A soundless detonation hit the chamber. The air went from liquid to gas in a single phase shift. Marble groaned, then buckled; the veins of mercury burst, spraying the air with a rain of burning metal… again. The channel under the altar split wide, and the fire at the center expanded to swallow the register, the altar, the corpses of both Marek and the Ferryman, and anything else with the bad luck to be indexed to this recursion.

I didn’t have to think about it: I grabbed Elena’s arm and ran. We dove past the edge of the altar, ducking under a blast of flying manuscript pages, some still hissing with the last of the Oath. The corridor leading up and out was half-collapsed, but every cell in my body still had the map from a thousand failed escapes. I ran, dragging her with me, both of us moving by reflex, not sense.

Behind us, the Vault devoured itself. Every step, the ground rippled and shed its old stone, revealing the raw underlayer, the real city beneath the lies. The echo of a million erased voices, some of them mine, screamed from the walls, but then the marble above let go, caving in the entrance and stifling the sound in dust and blood and old, old ink.
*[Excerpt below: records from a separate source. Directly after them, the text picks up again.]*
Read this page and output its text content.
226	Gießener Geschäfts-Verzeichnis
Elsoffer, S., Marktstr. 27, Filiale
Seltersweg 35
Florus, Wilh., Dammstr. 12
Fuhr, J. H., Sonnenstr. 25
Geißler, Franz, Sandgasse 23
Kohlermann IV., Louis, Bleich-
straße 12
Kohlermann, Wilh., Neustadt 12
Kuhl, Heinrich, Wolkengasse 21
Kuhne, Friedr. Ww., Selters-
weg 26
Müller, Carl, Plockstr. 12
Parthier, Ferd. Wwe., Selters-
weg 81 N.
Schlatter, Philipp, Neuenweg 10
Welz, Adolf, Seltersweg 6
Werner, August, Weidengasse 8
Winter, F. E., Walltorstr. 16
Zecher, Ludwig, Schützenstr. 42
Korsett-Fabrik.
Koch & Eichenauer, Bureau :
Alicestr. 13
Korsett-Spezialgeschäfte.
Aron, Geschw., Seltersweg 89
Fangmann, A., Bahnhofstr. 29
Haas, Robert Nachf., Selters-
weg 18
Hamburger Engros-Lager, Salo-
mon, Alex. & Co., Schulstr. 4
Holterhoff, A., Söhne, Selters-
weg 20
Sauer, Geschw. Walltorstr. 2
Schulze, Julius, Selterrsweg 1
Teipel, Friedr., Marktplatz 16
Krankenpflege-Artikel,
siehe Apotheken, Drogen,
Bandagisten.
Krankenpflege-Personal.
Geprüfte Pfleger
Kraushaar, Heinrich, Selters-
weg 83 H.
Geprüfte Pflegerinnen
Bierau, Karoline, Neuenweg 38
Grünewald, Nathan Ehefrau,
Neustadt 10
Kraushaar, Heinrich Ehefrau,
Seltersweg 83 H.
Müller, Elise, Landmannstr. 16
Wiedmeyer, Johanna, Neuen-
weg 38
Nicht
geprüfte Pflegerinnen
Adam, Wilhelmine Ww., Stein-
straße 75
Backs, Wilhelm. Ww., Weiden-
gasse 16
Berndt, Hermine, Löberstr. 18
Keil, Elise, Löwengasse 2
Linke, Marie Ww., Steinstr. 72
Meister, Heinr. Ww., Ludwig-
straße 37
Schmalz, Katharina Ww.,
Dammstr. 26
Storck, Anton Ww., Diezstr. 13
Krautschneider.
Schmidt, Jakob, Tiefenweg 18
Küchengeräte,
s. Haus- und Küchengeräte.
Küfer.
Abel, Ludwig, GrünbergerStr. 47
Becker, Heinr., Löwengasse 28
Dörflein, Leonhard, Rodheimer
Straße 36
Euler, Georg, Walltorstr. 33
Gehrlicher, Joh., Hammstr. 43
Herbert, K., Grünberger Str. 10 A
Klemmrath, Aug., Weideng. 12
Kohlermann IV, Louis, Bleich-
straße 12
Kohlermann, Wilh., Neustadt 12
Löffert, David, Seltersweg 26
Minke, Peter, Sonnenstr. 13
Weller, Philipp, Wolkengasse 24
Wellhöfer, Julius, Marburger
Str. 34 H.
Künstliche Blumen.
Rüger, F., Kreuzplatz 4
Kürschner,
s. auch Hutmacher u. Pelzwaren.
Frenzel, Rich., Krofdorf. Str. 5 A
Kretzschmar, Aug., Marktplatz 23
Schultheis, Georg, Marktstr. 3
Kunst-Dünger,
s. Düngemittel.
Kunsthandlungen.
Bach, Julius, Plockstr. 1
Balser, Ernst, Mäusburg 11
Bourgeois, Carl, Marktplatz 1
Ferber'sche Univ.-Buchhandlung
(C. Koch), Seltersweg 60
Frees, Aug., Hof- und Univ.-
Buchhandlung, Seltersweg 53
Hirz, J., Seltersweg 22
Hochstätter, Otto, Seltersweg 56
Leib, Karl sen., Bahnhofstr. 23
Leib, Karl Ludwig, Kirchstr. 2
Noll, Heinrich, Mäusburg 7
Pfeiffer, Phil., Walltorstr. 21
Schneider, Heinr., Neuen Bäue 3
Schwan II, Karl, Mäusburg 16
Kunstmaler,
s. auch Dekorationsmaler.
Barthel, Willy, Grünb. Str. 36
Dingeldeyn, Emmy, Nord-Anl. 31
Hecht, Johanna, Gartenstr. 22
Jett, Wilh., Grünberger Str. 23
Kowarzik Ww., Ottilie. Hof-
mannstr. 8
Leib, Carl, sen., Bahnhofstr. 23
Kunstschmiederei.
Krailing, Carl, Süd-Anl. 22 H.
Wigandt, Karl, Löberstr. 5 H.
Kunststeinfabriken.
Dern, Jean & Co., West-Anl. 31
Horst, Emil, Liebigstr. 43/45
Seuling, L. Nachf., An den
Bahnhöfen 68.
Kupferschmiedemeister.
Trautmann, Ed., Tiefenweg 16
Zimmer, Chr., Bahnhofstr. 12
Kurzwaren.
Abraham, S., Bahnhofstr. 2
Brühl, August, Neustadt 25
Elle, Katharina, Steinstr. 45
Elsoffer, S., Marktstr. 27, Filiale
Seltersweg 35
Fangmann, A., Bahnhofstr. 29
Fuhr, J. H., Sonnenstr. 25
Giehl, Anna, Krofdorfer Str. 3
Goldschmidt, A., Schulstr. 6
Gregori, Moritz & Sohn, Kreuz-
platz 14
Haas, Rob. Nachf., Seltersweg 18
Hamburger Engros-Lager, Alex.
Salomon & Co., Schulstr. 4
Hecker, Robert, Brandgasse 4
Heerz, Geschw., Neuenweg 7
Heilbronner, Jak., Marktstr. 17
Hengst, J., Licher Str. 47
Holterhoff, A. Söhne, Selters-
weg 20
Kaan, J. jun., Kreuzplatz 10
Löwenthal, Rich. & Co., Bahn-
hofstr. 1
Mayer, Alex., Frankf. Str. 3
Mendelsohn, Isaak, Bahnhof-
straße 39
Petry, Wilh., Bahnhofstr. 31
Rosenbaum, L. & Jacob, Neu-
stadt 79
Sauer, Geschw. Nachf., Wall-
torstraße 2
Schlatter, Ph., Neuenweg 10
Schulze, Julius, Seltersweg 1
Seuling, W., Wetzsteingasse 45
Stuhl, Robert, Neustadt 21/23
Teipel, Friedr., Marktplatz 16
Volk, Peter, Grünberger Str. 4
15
We burst through the last gate, just as it fell. We landed on the stairs, both of us gasping, both clutching at wounds that had long since stopped being the important ones. I looked at Elena. Her eyes had gone silver in the darkness, but the script on her skin was no longer burning. Instead, it faded, line by line, until only a faint memory of the recursion remained. She grinned. “You know what happens next?” she said. I nodded. “We wait and see what the world does without an algorithm.”

She shivered, and for a second, I thought it was fear, but then she laughed, a pure, untethered sound that made the whole collapse worth it. Above us, the palace was a ruin. The Oath was gone, or at least gone enough for another century or three. The city was unspooled, its memory set free.

We finished climbing the stairs, and emerged into a night so quiet it felt stolen from another story. For the first time in generations, the recursion did not follow us.

And in the silence, we were finally and truly alone.